Steam has long been utilized to decrease the viscosity of in situ heavy oil An essential factor in steam operations is steam quality, which refers to the mass fraction of a steam-water mixture that consists of steam.

3.4.5 Other Materials Conveyed by the Meter

From time to time, materials other than produced hydrocarbons and water will be transported through the metering system, e.g sand In these instances, two issues should be considered:

1) the meter’s ability to detect their presence and perhaps measure them, in addition to distinguishing them from produced fluids; and

2) the harm to the short- or long-term health of the meter due to exposure to the materials e.g erosion.

In addition to the typical hydrocarbons and water produced from a reservoir, other liquids may also be present in the flow stream This article focuses on those liquids that are consistently part of the flow, such as various inhibitors, while excluding transient substances like drilling fluids that only appear briefly during the field's lifecycle.

Chemicals are frequently injected into the flow stream, typically upstream of the meter, to manage various operational challenges Commonly used substances include hydrate inhibitors such as methanol and monoethylene glycol (MEG), along with scale, corrosion, wax, and asphaltene inhibitors.

The use of diluents to dilute a heavy oil stream, reduce the oil viscosity, and thereby increase its ability to flow freely, is common practice.

Piping Aspects of Multiphase Flow

The presence of pipework near the meter significantly influences both the flow regime and the fluid composition within the pipes.

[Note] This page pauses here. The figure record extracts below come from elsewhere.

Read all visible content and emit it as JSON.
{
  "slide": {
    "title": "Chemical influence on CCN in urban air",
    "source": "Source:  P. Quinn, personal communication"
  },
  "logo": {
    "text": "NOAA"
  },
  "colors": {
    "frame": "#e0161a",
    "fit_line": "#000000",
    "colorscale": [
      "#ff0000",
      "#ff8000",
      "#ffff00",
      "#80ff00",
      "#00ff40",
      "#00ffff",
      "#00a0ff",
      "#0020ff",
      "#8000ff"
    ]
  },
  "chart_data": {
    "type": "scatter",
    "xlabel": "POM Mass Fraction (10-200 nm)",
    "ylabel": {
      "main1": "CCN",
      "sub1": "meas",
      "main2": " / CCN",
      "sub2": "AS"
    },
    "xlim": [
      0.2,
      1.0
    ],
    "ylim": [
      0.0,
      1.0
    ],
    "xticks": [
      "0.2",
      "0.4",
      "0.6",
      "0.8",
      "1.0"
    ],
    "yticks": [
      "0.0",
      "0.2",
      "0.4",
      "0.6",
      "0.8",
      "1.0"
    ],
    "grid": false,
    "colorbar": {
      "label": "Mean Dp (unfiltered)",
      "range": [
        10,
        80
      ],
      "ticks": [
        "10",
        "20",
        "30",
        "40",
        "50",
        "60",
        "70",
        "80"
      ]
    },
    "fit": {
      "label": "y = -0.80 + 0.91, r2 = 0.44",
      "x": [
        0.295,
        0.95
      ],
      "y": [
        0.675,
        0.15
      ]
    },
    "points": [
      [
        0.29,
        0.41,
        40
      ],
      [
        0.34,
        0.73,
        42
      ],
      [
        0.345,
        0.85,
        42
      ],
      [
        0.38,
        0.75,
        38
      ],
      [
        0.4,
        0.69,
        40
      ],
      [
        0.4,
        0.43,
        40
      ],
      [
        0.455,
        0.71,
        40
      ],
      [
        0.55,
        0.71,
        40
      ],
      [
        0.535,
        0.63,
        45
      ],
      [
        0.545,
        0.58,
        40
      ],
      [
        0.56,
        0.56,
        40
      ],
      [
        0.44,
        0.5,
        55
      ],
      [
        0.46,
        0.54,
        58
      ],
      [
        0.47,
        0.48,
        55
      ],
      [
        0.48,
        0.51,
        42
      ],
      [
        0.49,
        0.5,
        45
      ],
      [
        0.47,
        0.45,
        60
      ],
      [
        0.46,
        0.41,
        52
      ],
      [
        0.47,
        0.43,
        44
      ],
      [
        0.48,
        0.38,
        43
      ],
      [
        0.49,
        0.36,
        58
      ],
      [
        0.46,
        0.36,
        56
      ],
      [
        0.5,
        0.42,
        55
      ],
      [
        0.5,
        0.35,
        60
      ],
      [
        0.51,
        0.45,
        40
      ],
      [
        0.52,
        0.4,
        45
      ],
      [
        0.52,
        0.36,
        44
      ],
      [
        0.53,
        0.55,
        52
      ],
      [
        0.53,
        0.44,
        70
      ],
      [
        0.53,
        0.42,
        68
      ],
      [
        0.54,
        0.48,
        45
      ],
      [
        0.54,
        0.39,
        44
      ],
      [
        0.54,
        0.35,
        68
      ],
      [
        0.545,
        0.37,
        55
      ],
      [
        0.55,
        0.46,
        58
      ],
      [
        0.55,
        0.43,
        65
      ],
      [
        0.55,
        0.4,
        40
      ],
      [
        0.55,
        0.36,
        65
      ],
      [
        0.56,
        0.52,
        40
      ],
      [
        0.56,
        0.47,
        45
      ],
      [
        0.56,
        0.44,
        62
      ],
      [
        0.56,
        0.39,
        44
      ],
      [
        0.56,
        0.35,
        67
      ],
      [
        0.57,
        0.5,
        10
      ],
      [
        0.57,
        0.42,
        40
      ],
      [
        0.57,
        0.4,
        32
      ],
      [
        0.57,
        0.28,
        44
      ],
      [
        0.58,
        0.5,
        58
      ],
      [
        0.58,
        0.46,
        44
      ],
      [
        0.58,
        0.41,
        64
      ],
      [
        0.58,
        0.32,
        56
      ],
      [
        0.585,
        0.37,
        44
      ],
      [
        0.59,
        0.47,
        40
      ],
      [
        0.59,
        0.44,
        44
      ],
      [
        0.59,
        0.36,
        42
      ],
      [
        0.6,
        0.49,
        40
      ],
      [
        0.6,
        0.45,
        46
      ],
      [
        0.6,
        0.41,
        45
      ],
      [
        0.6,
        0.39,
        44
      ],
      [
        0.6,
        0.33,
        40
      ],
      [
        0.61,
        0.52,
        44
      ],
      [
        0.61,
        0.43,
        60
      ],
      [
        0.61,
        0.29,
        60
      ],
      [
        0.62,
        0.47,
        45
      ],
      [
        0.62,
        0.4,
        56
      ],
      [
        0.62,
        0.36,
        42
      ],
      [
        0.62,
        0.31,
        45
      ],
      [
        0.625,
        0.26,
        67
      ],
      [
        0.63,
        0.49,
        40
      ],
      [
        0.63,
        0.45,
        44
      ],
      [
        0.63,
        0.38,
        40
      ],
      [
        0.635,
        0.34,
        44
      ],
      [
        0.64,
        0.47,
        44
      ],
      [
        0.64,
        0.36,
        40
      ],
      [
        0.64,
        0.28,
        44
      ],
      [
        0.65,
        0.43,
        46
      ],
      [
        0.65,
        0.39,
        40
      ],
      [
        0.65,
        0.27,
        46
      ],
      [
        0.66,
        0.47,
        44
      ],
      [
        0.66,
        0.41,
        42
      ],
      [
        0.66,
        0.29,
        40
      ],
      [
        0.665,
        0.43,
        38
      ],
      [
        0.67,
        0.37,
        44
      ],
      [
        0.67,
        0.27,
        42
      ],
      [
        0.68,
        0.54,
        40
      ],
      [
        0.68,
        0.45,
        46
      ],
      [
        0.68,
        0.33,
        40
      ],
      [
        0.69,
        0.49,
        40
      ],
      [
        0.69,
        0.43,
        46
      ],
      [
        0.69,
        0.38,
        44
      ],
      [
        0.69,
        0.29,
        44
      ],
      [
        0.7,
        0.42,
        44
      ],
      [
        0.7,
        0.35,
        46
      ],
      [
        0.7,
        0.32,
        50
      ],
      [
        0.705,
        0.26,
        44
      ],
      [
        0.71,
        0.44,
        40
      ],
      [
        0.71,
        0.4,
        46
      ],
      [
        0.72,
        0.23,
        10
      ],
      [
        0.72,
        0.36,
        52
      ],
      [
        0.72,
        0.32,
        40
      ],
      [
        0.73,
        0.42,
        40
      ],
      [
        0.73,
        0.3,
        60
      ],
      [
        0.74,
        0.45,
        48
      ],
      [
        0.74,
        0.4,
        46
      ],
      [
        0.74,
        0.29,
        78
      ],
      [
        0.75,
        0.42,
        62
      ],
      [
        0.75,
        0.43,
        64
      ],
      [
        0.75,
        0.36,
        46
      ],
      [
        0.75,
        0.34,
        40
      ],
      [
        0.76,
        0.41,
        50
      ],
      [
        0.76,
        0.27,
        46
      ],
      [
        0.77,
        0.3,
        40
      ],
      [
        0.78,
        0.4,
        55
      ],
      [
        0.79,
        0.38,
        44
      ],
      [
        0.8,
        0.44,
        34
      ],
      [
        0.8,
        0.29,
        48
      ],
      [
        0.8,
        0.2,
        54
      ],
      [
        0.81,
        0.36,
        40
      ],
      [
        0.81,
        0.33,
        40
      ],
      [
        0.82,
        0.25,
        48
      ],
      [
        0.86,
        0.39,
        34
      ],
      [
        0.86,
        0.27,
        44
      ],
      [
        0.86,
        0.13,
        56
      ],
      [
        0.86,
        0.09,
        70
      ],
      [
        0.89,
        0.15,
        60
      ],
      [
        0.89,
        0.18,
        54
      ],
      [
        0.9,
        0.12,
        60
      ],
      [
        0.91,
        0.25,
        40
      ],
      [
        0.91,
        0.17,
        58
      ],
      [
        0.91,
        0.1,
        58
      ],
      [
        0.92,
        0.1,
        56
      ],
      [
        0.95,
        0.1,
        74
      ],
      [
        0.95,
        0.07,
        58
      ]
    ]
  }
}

The main impact of commingled flow lies in the composition of the resulting multiphase mixture, making it challenging to discern the properties of the individual contributing streams For instance, variations in the relative proportions of two distinct sources can alter the physical properties of the commingled flow as recorded by the meter.

3.5.3 Installation Piping Effects—Orientation, Asymmetry, Swirl

In order to reduce the effects of asymmetry on the measurement, a vertical orientation is usually preferred This is consistent with 3.3 on importance of flow regimes.

The effects of upstream pipework, such as bends and pipe size changes, are generally ignored in multiphase flow measurement.

The measurement of multiphase flow often necessitates the mixing of its components beforehand While various advanced techniques have been utilized historically, the "blind tee" method remains a widely adopted approach.

Multiphase Operating Envelope (OE), Well Production Profile, and Trajectory

The operating envelope of a multiphase meter is crucial for understanding its performance in specific well applications It is essential for users to first establish the well's production profile, which predicts the range of flow rates and composition conditions throughout the well's lifetime By combining this production profile with the operating envelope, users can assess the compatibility between the meter and the well, and identify when the multiphase flow meter (MPFM) may require replacement or the addition of a smaller meter during the well's operational period.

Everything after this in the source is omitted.